Epidemia de desconfianza
En los antiguos almacenes de los barrios era habitual encontrar un letrero que decía: “La confianza se murió, el mal pago la mató; por eso, se avisa con cortesía, que aquí se vende y no se fía”. Pareciera que ahora, del refrán popular, hemos pasado a una desatada epidemia de desconfianza que va minando las bases de la convivencia entre las personas y en la sociedad.
La muerte de la confianza, por la pérdida del sentido ético y la asfixia de la dimensión espiritual del ser humano, es uno de los mayores enemigos de nuestra felicidad personal y social, porque muchos asumen como actitud vital la de encerrarse en su propio metro cuadrado y desconfiar de todo y de todos, en respuesta a tantos engaños y sinvergüenzuras de los sobreabundantes casos de corrupción de personas e instituciones de todos los tipos, pelajes y colores.
El problema es que la confianza es la base de todas las relaciones y sin ella no se puede vivir humanamente. La confianza es una mirada positiva, no ingenua, sobre la buena voluntad y capacidad de bien de las personas, aun cuando siempre es posible que realicen actos deshonestos. En la instalación de la desconfianza como base de las relaciones, hay una visión muy negativa del ser humano: alguien mentiroso, egoísta y ladrón, que engaña buscando su propio interés. Pero, no se trata sólo de una visión negativa del ser humano en general, sino una pobre visión de sí mismo, pues siguiendo con los refranes, en la desconfianza sistemática se manifiesta que “el ladrón cree que todos son de su condición”.

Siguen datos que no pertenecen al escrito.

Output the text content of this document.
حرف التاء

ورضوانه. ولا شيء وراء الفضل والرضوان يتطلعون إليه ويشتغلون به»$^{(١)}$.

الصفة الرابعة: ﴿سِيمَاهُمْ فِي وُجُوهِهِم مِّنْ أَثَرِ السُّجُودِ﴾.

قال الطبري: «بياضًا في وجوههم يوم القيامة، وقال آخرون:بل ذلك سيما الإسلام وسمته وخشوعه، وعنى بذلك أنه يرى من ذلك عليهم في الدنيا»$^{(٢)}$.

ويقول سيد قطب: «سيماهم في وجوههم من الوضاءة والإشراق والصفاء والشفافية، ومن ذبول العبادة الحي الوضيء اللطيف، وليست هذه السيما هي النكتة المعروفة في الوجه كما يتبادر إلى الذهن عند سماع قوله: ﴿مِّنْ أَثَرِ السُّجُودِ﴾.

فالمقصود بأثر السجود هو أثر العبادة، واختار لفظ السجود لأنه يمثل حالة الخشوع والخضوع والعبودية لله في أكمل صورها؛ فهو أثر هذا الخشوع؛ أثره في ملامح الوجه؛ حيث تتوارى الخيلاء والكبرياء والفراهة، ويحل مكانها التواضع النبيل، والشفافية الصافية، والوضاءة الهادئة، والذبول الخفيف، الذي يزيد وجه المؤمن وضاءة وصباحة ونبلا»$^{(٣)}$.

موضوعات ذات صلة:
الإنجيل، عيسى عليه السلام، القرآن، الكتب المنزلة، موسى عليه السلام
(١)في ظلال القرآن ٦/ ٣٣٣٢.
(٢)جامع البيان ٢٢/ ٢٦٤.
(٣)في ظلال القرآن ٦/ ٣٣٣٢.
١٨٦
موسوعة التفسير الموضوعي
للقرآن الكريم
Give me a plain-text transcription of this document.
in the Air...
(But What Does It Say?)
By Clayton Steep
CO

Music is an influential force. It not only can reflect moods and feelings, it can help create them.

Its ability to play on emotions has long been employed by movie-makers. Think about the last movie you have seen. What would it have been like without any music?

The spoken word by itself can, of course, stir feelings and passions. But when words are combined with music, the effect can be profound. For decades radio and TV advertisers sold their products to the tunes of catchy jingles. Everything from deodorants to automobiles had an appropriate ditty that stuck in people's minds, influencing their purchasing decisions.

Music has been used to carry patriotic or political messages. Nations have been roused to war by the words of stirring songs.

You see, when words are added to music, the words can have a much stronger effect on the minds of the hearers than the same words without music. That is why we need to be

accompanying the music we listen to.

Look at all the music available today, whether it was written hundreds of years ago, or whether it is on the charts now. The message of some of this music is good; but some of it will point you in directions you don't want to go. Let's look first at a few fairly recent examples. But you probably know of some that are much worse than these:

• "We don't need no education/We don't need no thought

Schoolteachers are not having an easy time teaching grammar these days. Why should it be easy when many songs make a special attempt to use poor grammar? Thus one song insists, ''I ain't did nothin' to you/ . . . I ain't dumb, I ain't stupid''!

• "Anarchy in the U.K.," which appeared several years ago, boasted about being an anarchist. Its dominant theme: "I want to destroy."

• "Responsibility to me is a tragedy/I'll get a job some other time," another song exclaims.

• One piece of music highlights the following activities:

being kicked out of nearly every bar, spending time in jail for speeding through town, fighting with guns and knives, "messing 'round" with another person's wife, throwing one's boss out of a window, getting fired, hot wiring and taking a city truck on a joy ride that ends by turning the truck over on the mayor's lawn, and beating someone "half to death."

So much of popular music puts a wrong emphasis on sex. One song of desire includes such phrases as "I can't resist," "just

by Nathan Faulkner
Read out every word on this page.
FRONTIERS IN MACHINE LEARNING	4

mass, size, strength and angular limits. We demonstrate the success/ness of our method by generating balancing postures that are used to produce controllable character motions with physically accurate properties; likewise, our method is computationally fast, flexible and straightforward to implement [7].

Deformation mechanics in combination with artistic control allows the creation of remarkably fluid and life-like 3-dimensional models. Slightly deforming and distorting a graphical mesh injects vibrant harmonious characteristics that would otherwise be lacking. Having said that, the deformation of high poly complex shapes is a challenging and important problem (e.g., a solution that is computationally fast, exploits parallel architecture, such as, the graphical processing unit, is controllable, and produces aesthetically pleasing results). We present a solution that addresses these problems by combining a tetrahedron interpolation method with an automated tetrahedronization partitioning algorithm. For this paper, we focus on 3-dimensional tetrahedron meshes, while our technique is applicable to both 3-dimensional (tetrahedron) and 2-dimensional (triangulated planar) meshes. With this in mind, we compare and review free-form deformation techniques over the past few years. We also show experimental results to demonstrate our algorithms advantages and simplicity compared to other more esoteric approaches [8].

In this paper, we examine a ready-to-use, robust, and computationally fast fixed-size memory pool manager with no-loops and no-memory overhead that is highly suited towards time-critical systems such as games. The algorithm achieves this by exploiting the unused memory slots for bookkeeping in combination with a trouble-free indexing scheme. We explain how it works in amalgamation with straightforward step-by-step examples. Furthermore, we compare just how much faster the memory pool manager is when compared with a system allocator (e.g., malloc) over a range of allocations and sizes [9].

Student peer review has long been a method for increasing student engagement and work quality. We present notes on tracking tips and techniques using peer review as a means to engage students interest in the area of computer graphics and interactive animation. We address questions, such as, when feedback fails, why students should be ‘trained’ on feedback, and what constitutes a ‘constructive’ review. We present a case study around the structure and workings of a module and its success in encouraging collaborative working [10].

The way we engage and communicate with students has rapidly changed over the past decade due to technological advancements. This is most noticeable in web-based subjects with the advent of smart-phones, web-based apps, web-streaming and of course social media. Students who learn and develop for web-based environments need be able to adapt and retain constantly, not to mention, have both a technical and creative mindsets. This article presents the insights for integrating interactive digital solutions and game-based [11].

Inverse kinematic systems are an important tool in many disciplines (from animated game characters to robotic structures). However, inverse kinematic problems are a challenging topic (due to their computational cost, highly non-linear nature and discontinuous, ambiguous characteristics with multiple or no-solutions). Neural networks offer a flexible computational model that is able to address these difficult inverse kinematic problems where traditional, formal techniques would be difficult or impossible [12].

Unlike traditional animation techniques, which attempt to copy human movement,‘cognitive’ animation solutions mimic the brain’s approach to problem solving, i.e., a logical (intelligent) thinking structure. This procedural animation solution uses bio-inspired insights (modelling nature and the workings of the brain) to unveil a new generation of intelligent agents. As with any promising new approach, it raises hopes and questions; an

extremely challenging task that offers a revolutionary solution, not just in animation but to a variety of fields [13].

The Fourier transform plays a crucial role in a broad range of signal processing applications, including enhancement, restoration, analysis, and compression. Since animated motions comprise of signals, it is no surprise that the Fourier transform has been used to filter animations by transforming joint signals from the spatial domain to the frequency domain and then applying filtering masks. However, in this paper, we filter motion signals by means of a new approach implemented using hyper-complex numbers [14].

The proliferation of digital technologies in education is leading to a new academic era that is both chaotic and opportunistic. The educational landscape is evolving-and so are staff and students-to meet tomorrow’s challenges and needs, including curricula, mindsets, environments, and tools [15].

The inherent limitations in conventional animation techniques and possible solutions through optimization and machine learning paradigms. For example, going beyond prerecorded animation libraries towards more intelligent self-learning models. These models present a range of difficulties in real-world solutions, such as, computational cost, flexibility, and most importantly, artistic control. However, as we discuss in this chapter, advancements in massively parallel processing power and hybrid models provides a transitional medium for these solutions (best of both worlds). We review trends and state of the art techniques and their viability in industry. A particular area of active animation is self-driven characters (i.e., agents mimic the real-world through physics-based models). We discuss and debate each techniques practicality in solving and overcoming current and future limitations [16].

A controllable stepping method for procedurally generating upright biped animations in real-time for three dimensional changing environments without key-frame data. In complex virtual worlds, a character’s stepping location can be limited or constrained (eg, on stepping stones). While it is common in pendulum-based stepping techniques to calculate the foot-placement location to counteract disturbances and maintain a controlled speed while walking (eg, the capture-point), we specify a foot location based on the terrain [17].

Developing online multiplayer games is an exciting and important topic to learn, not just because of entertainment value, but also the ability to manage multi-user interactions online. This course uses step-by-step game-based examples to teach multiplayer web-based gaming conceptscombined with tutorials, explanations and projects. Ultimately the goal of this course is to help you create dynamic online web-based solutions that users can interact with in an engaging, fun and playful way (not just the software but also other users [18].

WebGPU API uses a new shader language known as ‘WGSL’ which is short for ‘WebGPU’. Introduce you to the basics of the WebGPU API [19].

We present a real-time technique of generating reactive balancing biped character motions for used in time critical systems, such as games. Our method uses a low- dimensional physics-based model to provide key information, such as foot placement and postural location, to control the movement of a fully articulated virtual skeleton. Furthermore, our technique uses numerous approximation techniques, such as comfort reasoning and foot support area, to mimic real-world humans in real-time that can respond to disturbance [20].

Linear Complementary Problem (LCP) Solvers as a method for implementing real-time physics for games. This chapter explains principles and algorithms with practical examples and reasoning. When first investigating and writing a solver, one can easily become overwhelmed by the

Son tremendos los efectos de la epidemia de desconfianza: nos conduce a vivir con miedo y a la defensiva, vivimos en un estado de alerta cansadora para no ser engañados; así, nos encerramos en nosotros mismos buscando seguridades y todo se interpreta desde la duda; entonces, ya no hay diálogo sincero, nadie se siente escuchado, se crean sospechas y distancias, anticipando algo negativo. En esta epidemia de desconfianza sistemática ya no hay valoración del otro y todo se mira con “ojo malo”, así se pierde la capacidad de avanzar (fíjese usted, la desconfianza siempre es conservadora); se pierde la capacidad de acogida y nos volvemos intolerantes, se atrofia la mente y se achica el corazón y, ocurre algo muy doloroso: que no nos sentimos un pueblo que pueda caminar juntos buscando algo mejor para todos. ¡Uf, son terribles los efectos de la epidemia de desconfianza!
Probablemente, usted está pensando que si hay una epidemia de desconfianza “por algo será”. ¡Por supuesto que sí! Esta epidemia es el resultado de muchas confianzas defraudadas y credibilidades erosionadas por la pérdida del sentido ético y la asfixia de la dimensión espiritual del ser humano. El resultado es que a quienes viven la desconfianza sistemática, basta verlos moverse en su mundo empobrecido de relaciones humanas para percibir que es una opción que no los hace felices y les hace mucho daño, a ellos y a otros; no se puede vivir humanamente a la defensiva, desde el recelo y las sospechas. Es destructivo para las personas, las relaciones humanas y la vida en sociedad.
La confianza es la actitud que permite no vivir a la defensiva y tampoco en una credulidad ingenua, sino en una credibilidad basada en las capacidades y valores de otras personas e instituciones, y por eso su pérdida es tan dolorosa. Pérdida que puede ocurrir por grandes desilusiones o puede ser erosionada por pequeñas decepciones, por eso es un tesoro que siempre debe cuidarse desde las pequeñas cosas, y esas pequeñas cosas son la medida de la confianza, como dice el Señor Jesús, “el que es fiel en lo poco, también es fiel en lo mucho”. Ser creíble es una tarea que demanda mucho tiempo y trabajo responsable, pero esa credibilidad arduamente conquistada puede perderse en un segundo.
La decisión, entonces, es aprender a confiar. Sí, se trata de “aprender a confiar”, y no -simplemente- de una credulidad ingenua y carente de sentido crítico. Por cierto, confiar siempre será un riesgo, pero hay que aprender a vivir con un riesgo consciente y calculado. Se trata, en palabras del Señor Jesús, de aprender a ser “mansos como palomas y astutos como las serpientes”, y así discernir -en todos los aspectos de la vida- en quién se puede confiar porque es creíble y su palabra vale. Decidirse a confiar en otros, sabiendo en quién confiamos, es el camino para reconstruir un tejido de relaciones humanizadoras y una convivencia social saludable.
Por último, el aprendizaje de la confianza es uno de los fundamentos de la experiencia de la fe cristiana, como lo señala el apóstol Pablo, cuando -refiriéndose al Señor Jesús- dice “yo sé bien en quién he puesto mi confianza”.